Crossing your fingers can change your sense of where pain actually is, according to Patrick Haggard and colleagues at University College London.
Murdoch struggles to commit
What is it with interim appointments at Murdoch University? Former VC Richard Higgott, left last October, following news that he was being investigated by the Western Australian Corruption and Crime Commission. He was replaced, on an acting basis, by then PVC Andrew “the stroller” Taggart – who is still managing by walking around. Then HR Director Karen Lamont’s decision to leave was announced in February, she goes this week. Her replacement, ex University of Western Australia HR director Bob Farrelly, to be announced this week is also an interim appointment.
Murdoch top managers do not like making decisions about money either. The university’s hundred or senior staff not covered by its enterprise agreement are supposed to have annual salary reviews in December.

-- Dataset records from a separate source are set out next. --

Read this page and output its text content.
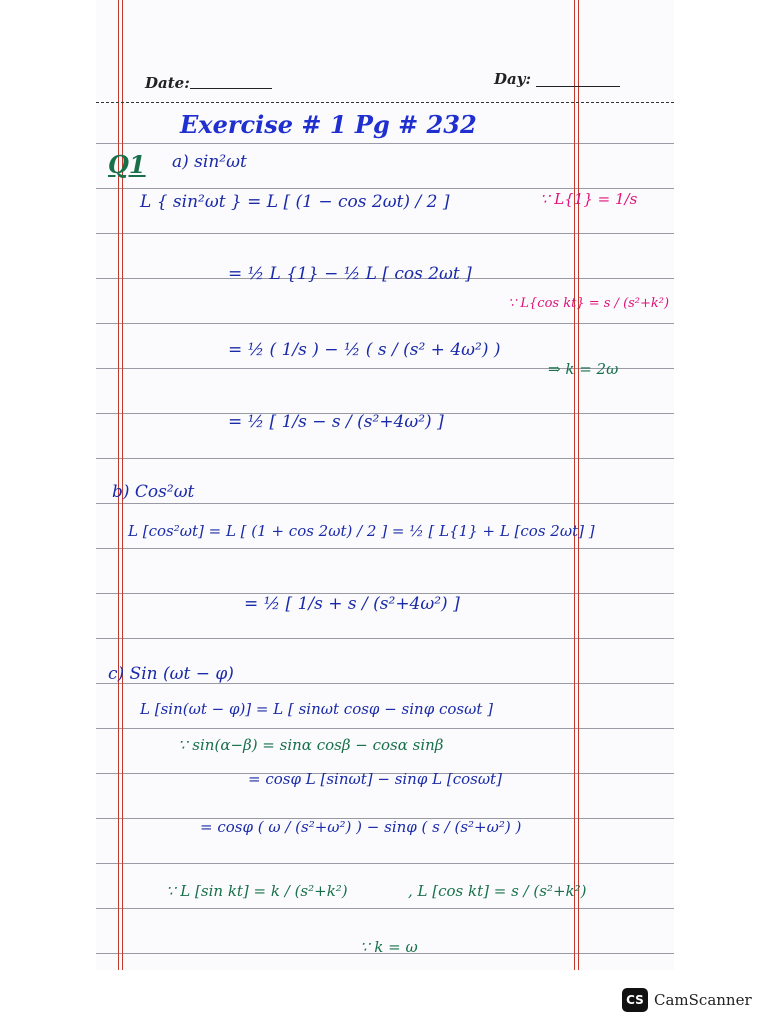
Date:	Day:
Exercise # 1 Pg # 232
Q1 a) sin²ωt
L { sin²ωt } = L [ (1 − cos 2ωt) / 2 ]	∵ L{1} = 1/s
= ½ L {1} − ½ L [ cos 2ωt ]
∵ L{cos kt} = s / (s²+k²)
= ½ ( 1/s ) − ½ ( s / (s² + 4ω²) )
⇒ k = 2ω
= ½ [ 1/s − s / (s²+4ω²) ]
b) Cos²ωt
L [cos²ωt] = L [ (1 + cos 2ωt) / 2 ] = ½ [ L{1} + L [cos 2ωt] ]
= ½ [ 1/s + s / (s²+4ω²) ]
c) Sin (ωt − φ)
L [sin(ωt − φ)] = L [ sinωt cosφ − sinφ cosωt ]
∵ sin(α−β) = sinα cosβ − cosα sinβ
= cosφ L [sinωt] − sinφ L [cosωt]
= cosφ ( ω / (s²+ω²) ) − sinφ ( s / (s²+ω²) )
∵ L [sin kt] = k / (s²+k²)	, L [cos kt] = s / (s²+k²)
∵ k = ω
CS CamScanner
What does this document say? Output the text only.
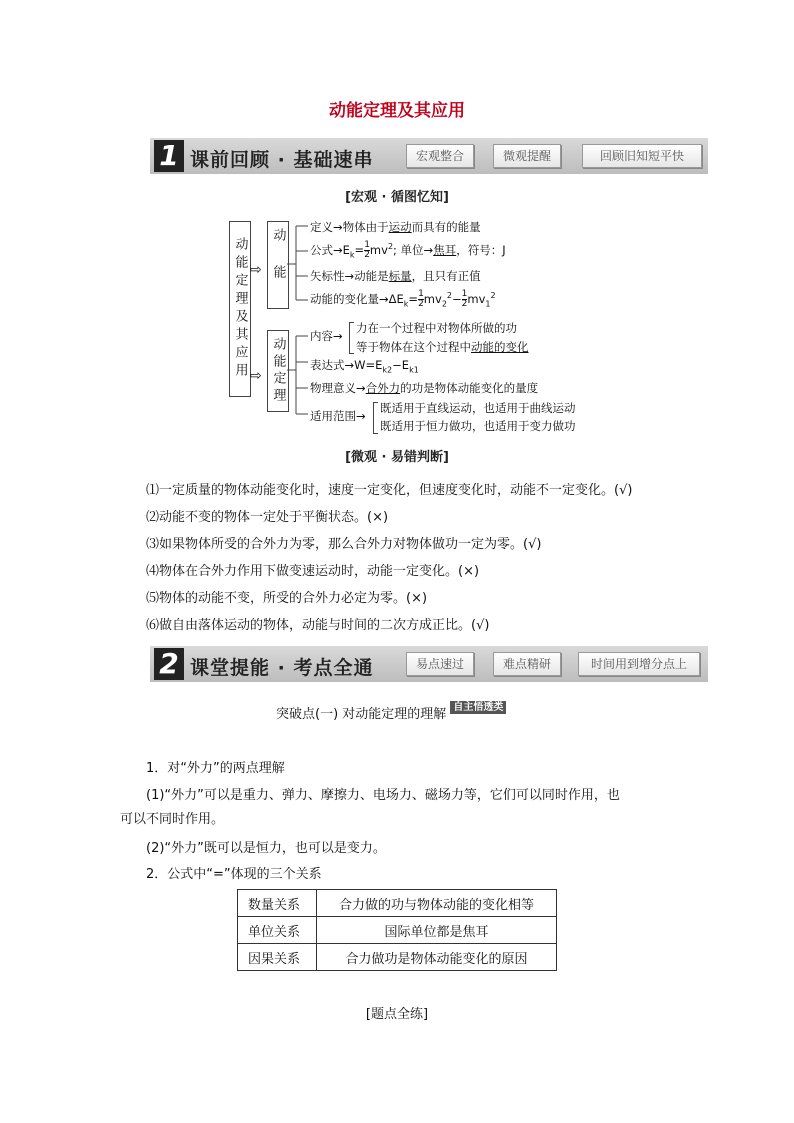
动能定理及其应用
1 课前回顾 · 基础速串	宏观整合	微观提醒	回顾旧知短平快
[宏观 · 循图忆知]
动能定理及其应用 ⇨
⇨
动能
动能定理
定义→物体由于运动而具有的能量
公式$\to E_k= \frac{1}{2} mv^2$; 单位→焦耳，符号：J
矢标性→动能是标量，且只有正值
动能的变化量$\to\Delta E_k= \frac{1}{2} mv_2^2- \frac{1}{2} mv_1^2$
内容→
力在一个过程中对物体所做的功
等于物体在这个过程中动能的变化
表达式$\to W=E_{k2}-E_{k1}$
物理意义→合外力的功是物体动能变化的量度
适用范围→
既适用于直线运动，也适用于曲线运动
既适用于恒力做功，也适用于变力做功
[微观 · 易错判断]
⑴一定质量的物体动能变化时，速度一定变化，但速度变化时，动能不一定变化。(√)
⑵动能不变的物体一定处于平衡状态。(×)
⑶如果物体所受的合外力为零，那么合外力对物体做功一定为零。(√)
⑷物体在合外力作用下做变速运动时，动能一定变化。(×)
⑸物体的动能不变，所受的合外力必定为零。(×)
⑹做自由落体运动的物体，动能与时间的二次方成正比。(√)
2 课堂提能 · 考点全通	易点速过	难点精研	时间用到增分点上
突破点(一) 对动能定理的理解 $^{自主悟透类}$
1．对“外力”的两点理解
(1)“外力”可以是重力、弹力、摩擦力、电场力、磁场力等，它们可以同时作用，也
可以不同时作用。
(2)“外力”既可以是恒力，也可以是变力。
2．公式中“=”体现的三个关系
数量关系	合力做的功与物体动能的变化相等
单位关系	国际单位都是焦耳
因果关系	合力做功是物体动能变化的原因
[题点全练]
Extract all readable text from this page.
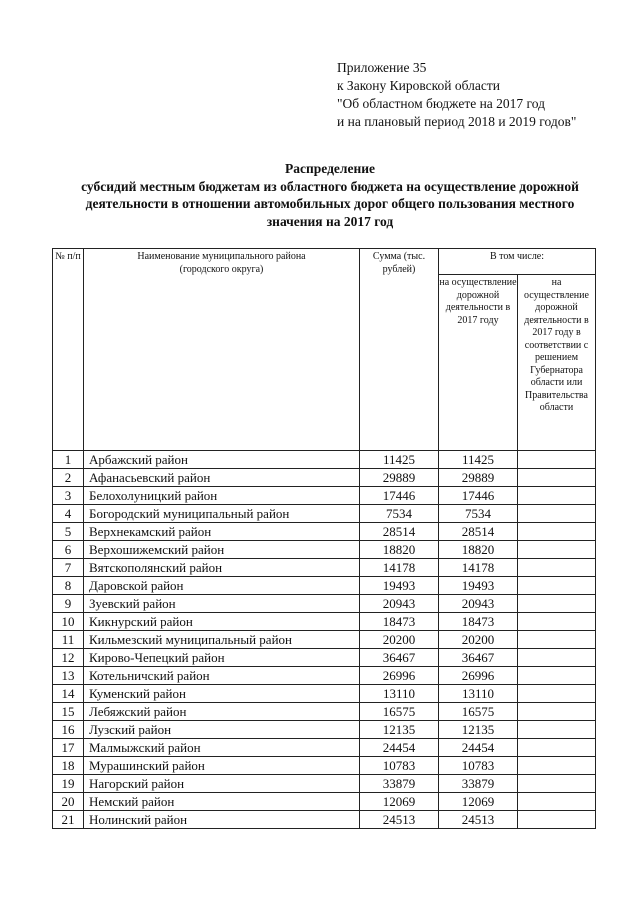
Приложение 35
к Закону Кировской области
"Об областном бюджете на 2017 год
и на плановый период 2018 и 2019 годов"
Распределение
субсидий местным бюджетам из областного бюджета на осуществление дорожной
деятельности в отношении автомобильных дорог общего пользования местного
значения на 2017 год
№ п/п	Наименование муниципального района (городского округа)	Сумма (тыс. рублей)	В том числе:	
			на осуществление дорожной деятельности в 2017 году	на осуществление дорожной деятельности в 2017 году в соответствии с решением Губернатора области или Правительства области
1	Арбажский район	11425	11425	
2	Афанасьевский район	29889	29889	
3	Белохолуницкий район	17446	17446	
4	Богородский муниципальный район	7534	7534	
5	Верхнекамский район	28514	28514	
6	Верхошижемский район	18820	18820	
7	Вятскополянский район	14178	14178	
8	Даровской район	19493	19493	
9	Зуевский район	20943	20943	
10	Кикнурский район	18473	18473	
11	Кильмезский муниципальный район	20200	20200	
12	Кирово-Чепецкий район	36467	36467	
13	Котельничский район	26996	26996	
14	Куменский район	13110	13110	
15	Лебяжский район	16575	16575	
16	Лузский район	12135	12135	
17	Малмыжский район	24454	24454	
18	Мурашинский район	10783	10783	
19	Нагорский район	33879	33879	
20	Немский район	12069	12069	
21	Нолинский район	24513	24513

At least some of last year’s haven’t happened and staff suspect that a decision on when or if, they will occur is also on-hold.
Insert names of under-performer here
“Declines in recent national and international assessments have spawned tasks forces and calls for improvement,” in school education, Thomas Hatch reports in International Education News. And in what failing nation? In Finland! – Ye gods where will we look now for comparisons to show how crook our schools are?

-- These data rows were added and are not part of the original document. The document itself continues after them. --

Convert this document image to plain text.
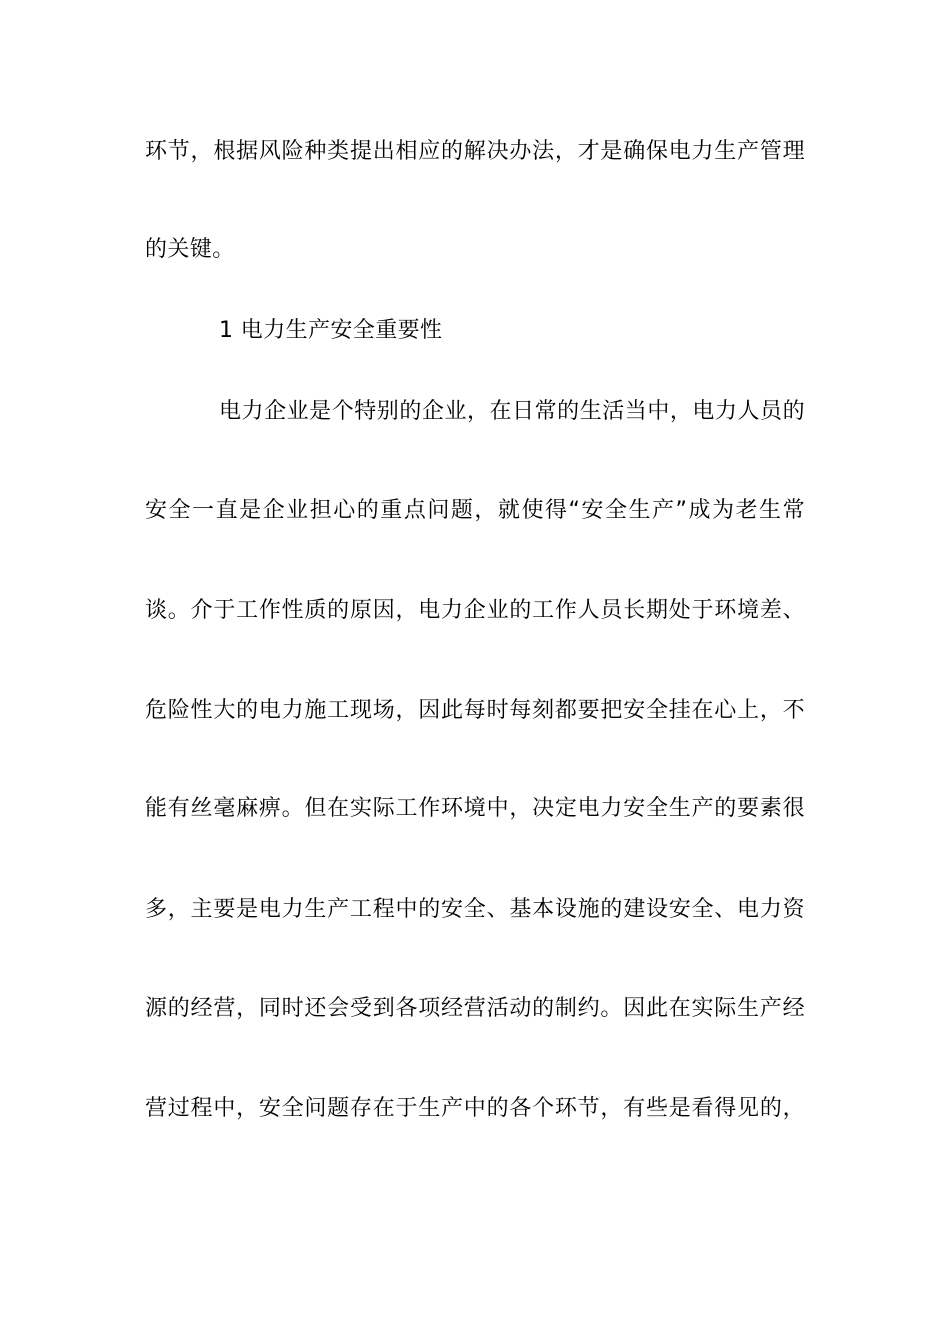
环节，根据风险种类提出相应的解决办法，才是确保电力生产管理
的关键。
1 电力生产安全重要性
电力企业是个特别的企业，在日常的生活当中，电力人员的
安全一直是企业担心的重点问题，就使得“安全生产”成为老生常
谈。介于工作性质的原因，电力企业的工作人员长期处于环境差、
危险性大的电力施工现场，因此每时每刻都要把安全挂在心上，不
能有丝毫麻痹。但在实际工作环境中，决定电力安全生产的要素很
多，主要是电力生产工程中的安全、基本设施的建设安全、电力资
源的经营，同时还会受到各项经营活动的制约。因此在实际生产经
营过程中，安全问题存在于生产中的各个环节，有些是看得见的，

Warning DVCs R – the jig is up
Thanks to the reader who pointed me at a letter in The Age on Friday by one Bryan Lewis, who pointed to a university problem that dare not speak its name, at least when VCs are explaining how underfunded they are. Mr Lewis argues that as university students are cheaper to teach than school kids, “they carry much less financial burden in regard to meeting supervision and duty of care requirements. Logic says (unis) should be able to educate a student at a much lower cost.” Given this, Mr Lewis asked, why is money meant for higher education students being spent on other functions, notably research. Let us hope no one ever gives him a copy of Warren Bebbington’s paper making a case for high-quality teaching only- institutions.

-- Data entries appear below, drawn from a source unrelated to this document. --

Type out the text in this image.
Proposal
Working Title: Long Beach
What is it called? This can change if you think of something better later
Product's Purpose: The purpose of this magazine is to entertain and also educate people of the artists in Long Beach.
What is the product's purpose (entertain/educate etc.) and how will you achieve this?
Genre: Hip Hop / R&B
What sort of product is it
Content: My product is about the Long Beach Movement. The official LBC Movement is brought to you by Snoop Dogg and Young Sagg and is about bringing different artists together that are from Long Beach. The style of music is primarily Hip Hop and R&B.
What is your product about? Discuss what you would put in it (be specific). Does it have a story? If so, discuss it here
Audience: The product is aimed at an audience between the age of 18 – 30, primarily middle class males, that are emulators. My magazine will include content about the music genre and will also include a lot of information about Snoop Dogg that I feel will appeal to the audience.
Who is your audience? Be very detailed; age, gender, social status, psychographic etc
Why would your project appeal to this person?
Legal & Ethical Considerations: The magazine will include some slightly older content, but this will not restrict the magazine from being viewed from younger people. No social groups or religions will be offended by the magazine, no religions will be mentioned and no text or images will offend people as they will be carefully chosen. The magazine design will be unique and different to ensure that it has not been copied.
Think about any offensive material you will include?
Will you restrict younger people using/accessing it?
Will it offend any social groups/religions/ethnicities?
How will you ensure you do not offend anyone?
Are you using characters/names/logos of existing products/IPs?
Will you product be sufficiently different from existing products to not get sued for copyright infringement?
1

Very detailed performance data
A month back a survey of the European University Association’s U-Multirank revealed participating institutions found it cumbersome and prone to problems with data, just like all the other rankings (Campus Morning Mail March 4). But the idea of such a ranking, which compares similar institutions on attributes they share, appeals immensely to people who loathe the idea of commercial first to last league tables and the EUA perseveres. And so the new edition of Multirank is out, with data from 1200 universities in 80 countries. Certainly it is frustrating to use but there is an enormous amount of data for those with the imagination to interrogate it and it is refreshingly free of “world’s top 100 universities for lacrosse and physics” lists.
For this morning goes to the University of Plymouth for its “Tone of Voice” which is “vibrant, innovative and excellent,” the guide to talking in it is here. But what does it mean? Whatever the university wants. As comms consultants Lewis and Carroll put it; “when we use a word it means just what we choose it to mean – neither more nor less.”